I feel much better now.

This beautiful book tells the story of two closely bonded neighboring families who are torn apart by the horrors of World War I and the perceived conflict between patriotism and the women's suffrage movement. You won't find teen angst here, no whining, no overblown romance. Instead, here is the story of realistic people with real problems, real grief with no easy answers, and the courage to face these problems.

As poetry, the book works fairly well. Each of the three protagonists has a specific poetic format that provides both voice to the character and visual cue to the reader. We have wordy, acerbic Muriel, a new high school graduate who cannot make peace with war or discrimination against women. There's her little brother, broad, confident Ollie, who lies to enlist in the army and comes back wounded and deeply traumatized. Finally, there is quiet but strong Emma, who loses her older brother to the war and must learn how to go on without him and how to cope with her mother's grief. My complaint of late has been that historical fiction authors just use their characters to act out a time period, which makes their books read like those colored boxes history textbooks use to add depth to the narrative. But here is a character-driven story of growth and change, loss and love, told in beautiful poetry that doesn't read like prose with a rhythm. Toward the end of the book, some of the poetic aspect is lost as more plot points unfold, but by then the story is so engrossing that the reader isn't going to care.

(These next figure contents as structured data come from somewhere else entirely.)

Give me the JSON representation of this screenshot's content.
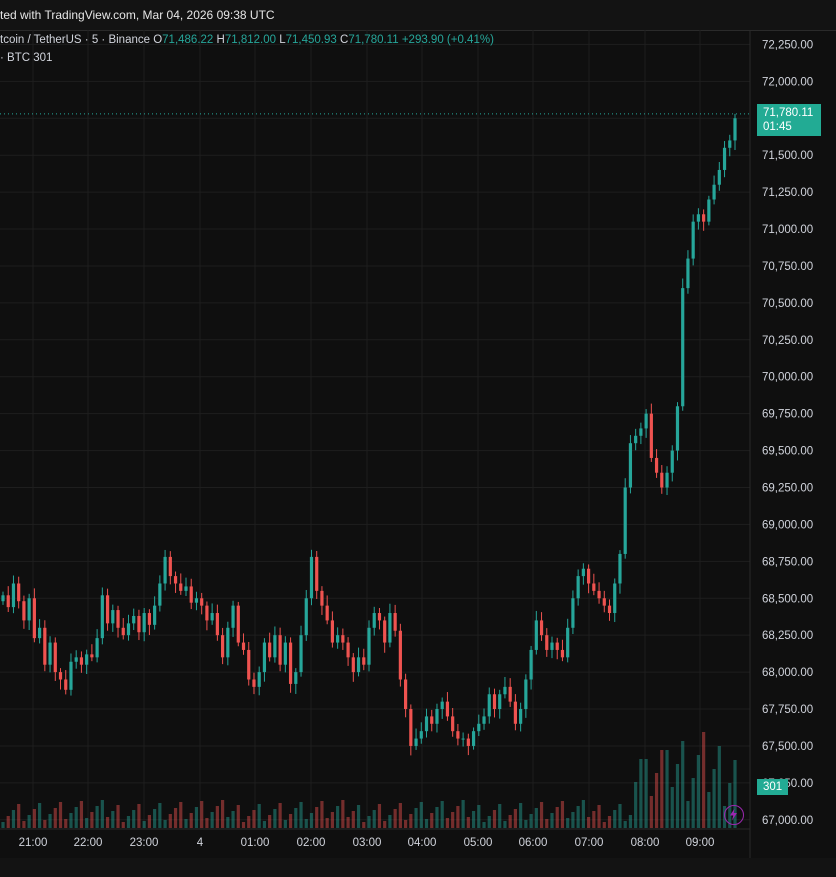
{
  "header": {
    "caption": "ted with TradingView.com, Mar 04, 2026 09:38 UTC"
  },
  "legend": {
    "symbol": "tcoin / TetherUS · 5 · Binance",
    "o_label": "O",
    "o_value": "71,486.22",
    "h_label": "H",
    "h_value": "71,812.00",
    "l_label": "L",
    "l_value": "71,450.93",
    "c_label": "C",
    "c_value": "71,780.11",
    "change": "+293.90 (+0.41%)",
    "volume_label": "· BTC",
    "volume_value": "301"
  },
  "colors": {
    "up": "#26a69a",
    "down": "#ef5350",
    "grid": "#1e1e1e",
    "axis_text": "#d1d4dc",
    "price_tag": "#22ab94"
  },
  "price_tag": {
    "price": "71,780.11",
    "countdown": "01:45"
  },
  "volume_tag": "301",
  "icons": {
    "bolt": "lightning-bolt-icon"
  },
  "chart_data": {
    "type": "candlestick",
    "interval": "5m",
    "price_axis": {
      "range": [
        66985,
        72280
      ],
      "ticks": [
        "72,250.00",
        "72,000.00",
        "71,750.00",
        "71,500.00",
        "71,250.00",
        "71,000.00",
        "70,750.00",
        "70,500.00",
        "70,250.00",
        "70,000.00",
        "69,750.00",
        "69,500.00",
        "69,250.00",
        "69,000.00",
        "68,750.00",
        "68,500.00",
        "68,250.00",
        "68,000.00",
        "67,750.00",
        "67,500.00",
        "67,250.00",
        "67,000.00"
      ],
      "tick_values": [
        72250,
        72000,
        71750,
        71500,
        71250,
        71000,
        70750,
        70500,
        70250,
        70000,
        69750,
        69500,
        69250,
        69000,
        68750,
        68500,
        68250,
        68000,
        67750,
        67500,
        67250,
        67000
      ]
    },
    "time_axis": {
      "labels": [
        "21:00",
        "22:00",
        "23:00",
        "4",
        "01:00",
        "02:00",
        "03:00",
        "04:00",
        "05:00",
        "06:00",
        "07:00",
        "08:00",
        "09:00"
      ]
    },
    "grid": true,
    "candles_close": [
      68520,
      68440,
      68600,
      68480,
      68350,
      68500,
      68230,
      68300,
      68050,
      68200,
      68000,
      67950,
      67880,
      68070,
      68100,
      68050,
      68120,
      68100,
      68230,
      68520,
      68330,
      68420,
      68300,
      68250,
      68330,
      68380,
      68270,
      68400,
      68320,
      68450,
      68600,
      68780,
      68650,
      68600,
      68550,
      68580,
      68470,
      68500,
      68450,
      68350,
      68400,
      68250,
      68100,
      68300,
      68450,
      68200,
      68150,
      67950,
      67900,
      68000,
      68200,
      68100,
      68250,
      68050,
      68200,
      67920,
      68000,
      68250,
      68500,
      68780,
      68550,
      68450,
      68350,
      68200,
      68250,
      68200,
      68100,
      68000,
      68100,
      68050,
      68300,
      68400,
      68350,
      68200,
      68400,
      68280,
      67950,
      67750,
      67500,
      67550,
      67600,
      67700,
      67650,
      67750,
      67800,
      67700,
      67600,
      67550,
      67550,
      67500,
      67600,
      67650,
      67700,
      67850,
      67750,
      67850,
      67900,
      67800,
      67650,
      67750,
      67950,
      68150,
      68350,
      68250,
      68150,
      68200,
      68150,
      68100,
      68300,
      68500,
      68650,
      68700,
      68600,
      68550,
      68500,
      68450,
      68400,
      68600,
      68800,
      69250,
      69550,
      69600,
      69650,
      69750,
      69450,
      69350,
      69250,
      69350,
      69500,
      69800,
      70600,
      70800,
      71050,
      71100,
      71050,
      71200,
      71300,
      71400,
      71550,
      71600,
      71750
    ],
    "volume_recent": [
      301
    ],
    "last_price": 71780.11
  }
}
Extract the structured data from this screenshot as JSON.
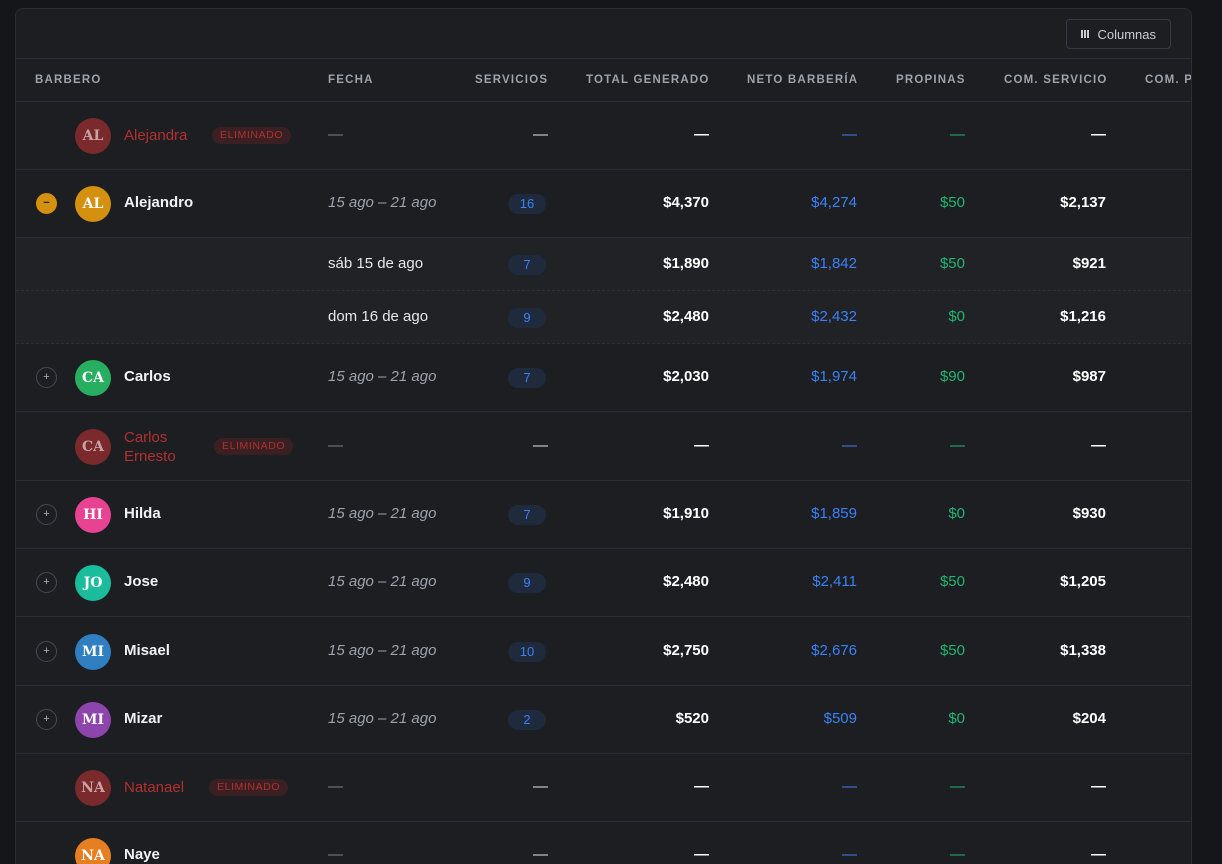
{
  "toolbar": {
    "columns_label": "Columnas",
    "columns_icon": "columns-icon"
  },
  "headers": {
    "barbero": "BARBERO",
    "fecha": "FECHA",
    "servicios": "SERVICIOS",
    "total": "TOTAL GENERADO",
    "neto": "NETO BARBERÍA",
    "propinas": "PROPINAS",
    "com_servicio": "COM. SERVICIO",
    "com_p": "COM. P"
  },
  "deleted_label": "ELIMINADO",
  "rows": [
    {
      "initials": "AL",
      "name": "Alejandra",
      "deleted": true,
      "date": "—",
      "services": "—",
      "total": "—",
      "neto": "—",
      "tips": "—",
      "commission": "—"
    },
    {
      "initials": "AL",
      "name": "Alejandro",
      "deleted": false,
      "expanded": true,
      "date": "15 ago – 21 ago",
      "services": "16",
      "total": "$4,370",
      "neto": "$4,274",
      "tips": "$50",
      "commission": "$2,137"
    },
    {
      "sub": true,
      "date": "sáb 15 de ago",
      "services": "7",
      "total": "$1,890",
      "neto": "$1,842",
      "tips": "$50",
      "commission": "$921"
    },
    {
      "sub": true,
      "date": "dom 16 de ago",
      "services": "9",
      "total": "$2,480",
      "neto": "$2,432",
      "tips": "$0",
      "commission": "$1,216"
    },
    {
      "initials": "CA",
      "name": "Carlos",
      "deleted": false,
      "date": "15 ago – 21 ago",
      "services": "7",
      "total": "$2,030",
      "neto": "$1,974",
      "tips": "$90",
      "commission": "$987"
    },
    {
      "initials": "CA",
      "name": "Carlos",
      "name2": "Ernesto",
      "deleted": true,
      "date": "—",
      "services": "—",
      "total": "—",
      "neto": "—",
      "tips": "—",
      "commission": "—"
    },
    {
      "initials": "HI",
      "name": "Hilda",
      "deleted": false,
      "date": "15 ago – 21 ago",
      "services": "7",
      "total": "$1,910",
      "neto": "$1,859",
      "tips": "$0",
      "commission": "$930"
    },
    {
      "initials": "JO",
      "name": "Jose",
      "deleted": false,
      "date": "15 ago – 21 ago",
      "services": "9",
      "total": "$2,480",
      "neto": "$2,411",
      "tips": "$50",
      "commission": "$1,205"
    },
    {
      "initials": "MI",
      "name": "Misael",
      "deleted": false,
      "date": "15 ago – 21 ago",
      "services": "10",
      "total": "$2,750",
      "neto": "$2,676",
      "tips": "$50",
      "commission": "$1,338"
    },
    {
      "initials": "MI",
      "name": "Mizar",
      "deleted": false,
      "date": "15 ago – 21 ago",
      "services": "2",
      "total": "$520",
      "neto": "$509",
      "tips": "$0",
      "commission": "$204"
    },
    {
      "initials": "NA",
      "name": "Natanael",
      "deleted": true,
      "date": "—",
      "services": "—",
      "total": "—",
      "neto": "—",
      "tips": "—",
      "commission": "—"
    },
    {
      "initials": "NA",
      "name": "Naye",
      "deleted": false,
      "date": "—",
      "services": "—",
      "total": "—",
      "neto": "—",
      "tips": "—",
      "commission": "—"
    }
  ],
  "colors": {
    "deleted": "#7a2a2c",
    "alejandro": "#d4900f",
    "carlos": "#27ae60",
    "hilda": "#e84393",
    "jose": "#1abc9c",
    "misael": "#2f7fc1",
    "mizar": "#8e44ad",
    "naye": "#e67e22"
  }
}
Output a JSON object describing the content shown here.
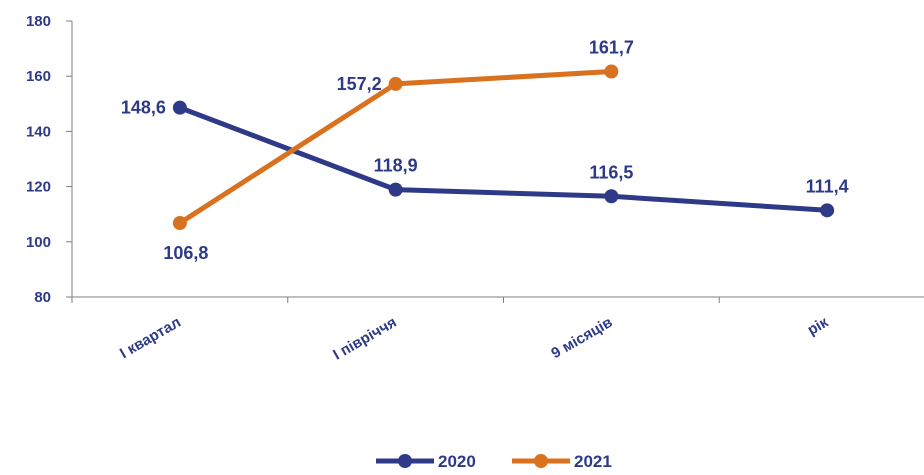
{
  "chart_data": {
    "type": "line",
    "categories": [
      "I квартал",
      "I півріччя",
      "9 місяців",
      "рік"
    ],
    "ylim": [
      80,
      180
    ],
    "yticks": [
      80,
      100,
      120,
      140,
      160,
      180
    ],
    "grid": false,
    "legend_position": "bottom",
    "series": [
      {
        "name": "2020",
        "color": "#2E3A87",
        "values": [
          148.6,
          118.9,
          116.5,
          111.4
        ],
        "labels": [
          "148,6",
          "118,9",
          "116,5",
          "111,4"
        ]
      },
      {
        "name": "2021",
        "color": "#D9711F",
        "values": [
          106.8,
          157.2,
          161.7,
          null
        ],
        "labels": [
          "106,8",
          "157,2",
          "161,7",
          null
        ]
      }
    ]
  }
}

I especially appreciated the contrast between Muriel and more traditional Emma. Muriel is a wonderful, brilliant girl on her way to women's rights activism, but Emma points out that it takes great strength to be a traditional woman, too, with all the work it entailed at this time period. I'm glad Frost gave both sides of the coin a voice. I also loved her scenes of the picket line for women's voting rights, the indignities and physical assault these women faced bravely on their way to the vote.

All in all, I highly recommend this unassumingly-titled tale.